2. Practice using self-empathy. We often beat ourselves up with shaming thoughts like, “I should never have done that! I’m always messing up! How could I be so stupid? When will I ever learn?” Instead, focus your attention on the unmet needs underlying our unskillful behavior. Connect with your emotions and give yourself permission to really feel them. For example, if you’re feeling disappointed and frustrated about the extent to which you yell at your kids, instead of condemning yourself, try to figure out what your unmet needs might be and look for solutions. Maybe you need more sleep. Maybe you need more support from your partner. Maybe you need tools to offload your anger in different ways. Maybe you need diversions or hobbies. Pat yourself on the back for being a loving-enough parent that you want to show up better for your family.
3. Try the mental exercise of flipping it around in your mind. If you are really convinced that you or someone else really really should be doing something, try to find at least one reason that it might be in the person’s best interest to do the opposite. While this exercise won’t always result in altered rules or expectations, it can help you be more understanding if the person chooses not to comply. Here are some examples:
- Why should my daughter NOT clean her room? Because then her toys are already out and ready to play with. Because she knows mother will pick up the dirty laundry for her, so why should she bother? Because she’d rather use her time and energy playing with friends than cleaning.
- Why should my husband NOT take me out on dates? Because he’s too tired and stressed from work to worry about planning a night out in advance. Because he knows I’ll plan it if he doesn’t. Because he really would rather veg out on the TV at home than go out.

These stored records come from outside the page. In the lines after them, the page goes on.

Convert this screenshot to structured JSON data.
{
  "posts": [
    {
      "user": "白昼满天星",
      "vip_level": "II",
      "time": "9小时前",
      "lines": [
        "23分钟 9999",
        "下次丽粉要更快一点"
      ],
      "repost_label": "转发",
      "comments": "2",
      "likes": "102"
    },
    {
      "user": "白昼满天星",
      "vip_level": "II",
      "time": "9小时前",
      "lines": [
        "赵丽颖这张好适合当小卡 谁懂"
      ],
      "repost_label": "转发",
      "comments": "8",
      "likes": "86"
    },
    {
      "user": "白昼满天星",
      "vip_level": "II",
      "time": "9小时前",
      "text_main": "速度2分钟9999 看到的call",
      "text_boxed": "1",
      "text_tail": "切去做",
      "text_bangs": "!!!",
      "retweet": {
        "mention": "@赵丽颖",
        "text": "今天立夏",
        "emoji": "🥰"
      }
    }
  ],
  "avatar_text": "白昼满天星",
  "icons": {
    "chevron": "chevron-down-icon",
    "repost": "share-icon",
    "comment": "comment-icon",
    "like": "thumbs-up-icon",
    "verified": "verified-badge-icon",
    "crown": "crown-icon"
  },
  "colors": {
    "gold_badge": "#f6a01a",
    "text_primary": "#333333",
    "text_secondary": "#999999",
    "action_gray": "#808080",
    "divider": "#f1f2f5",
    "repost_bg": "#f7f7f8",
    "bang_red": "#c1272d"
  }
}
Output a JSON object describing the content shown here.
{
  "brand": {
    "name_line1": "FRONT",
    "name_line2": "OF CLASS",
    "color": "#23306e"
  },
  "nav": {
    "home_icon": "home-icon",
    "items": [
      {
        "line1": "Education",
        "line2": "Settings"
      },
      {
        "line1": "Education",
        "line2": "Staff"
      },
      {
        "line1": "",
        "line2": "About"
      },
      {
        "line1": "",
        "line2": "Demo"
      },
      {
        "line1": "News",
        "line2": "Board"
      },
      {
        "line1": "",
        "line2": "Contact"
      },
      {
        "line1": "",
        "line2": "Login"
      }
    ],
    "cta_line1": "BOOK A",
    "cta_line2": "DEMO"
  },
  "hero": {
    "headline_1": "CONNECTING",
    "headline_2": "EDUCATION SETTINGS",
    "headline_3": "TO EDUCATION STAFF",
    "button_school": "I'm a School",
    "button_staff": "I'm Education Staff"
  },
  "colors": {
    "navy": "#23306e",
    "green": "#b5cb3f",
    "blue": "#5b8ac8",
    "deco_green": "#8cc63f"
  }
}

- Why SHOULD my son hit his siblings or friends? Because his parents have modeled lashing out as an option when frustrated, or haven’t taught him other ways to handle these feelings. Because he needs others to understand just how frustrated and pained he feels in the moment. Because he can get his way quickly by ruling other kids through fear.
4. Use declarations affirming that you, or others, are completely acceptable the way they are right now. One I got from Carol Tuttle that I love and use often is: “I am enough; therefore, what I do is enough. What I do I choose to do, according to God’s guidance and what is correct for me and my family.” Repeating this daily can help you get rid of pesky thoughts of should and have to.
Readers, I’d love your feedback and reactions. Has should been hurting your relationships and happiness? What tips do you have to help those struggling with this?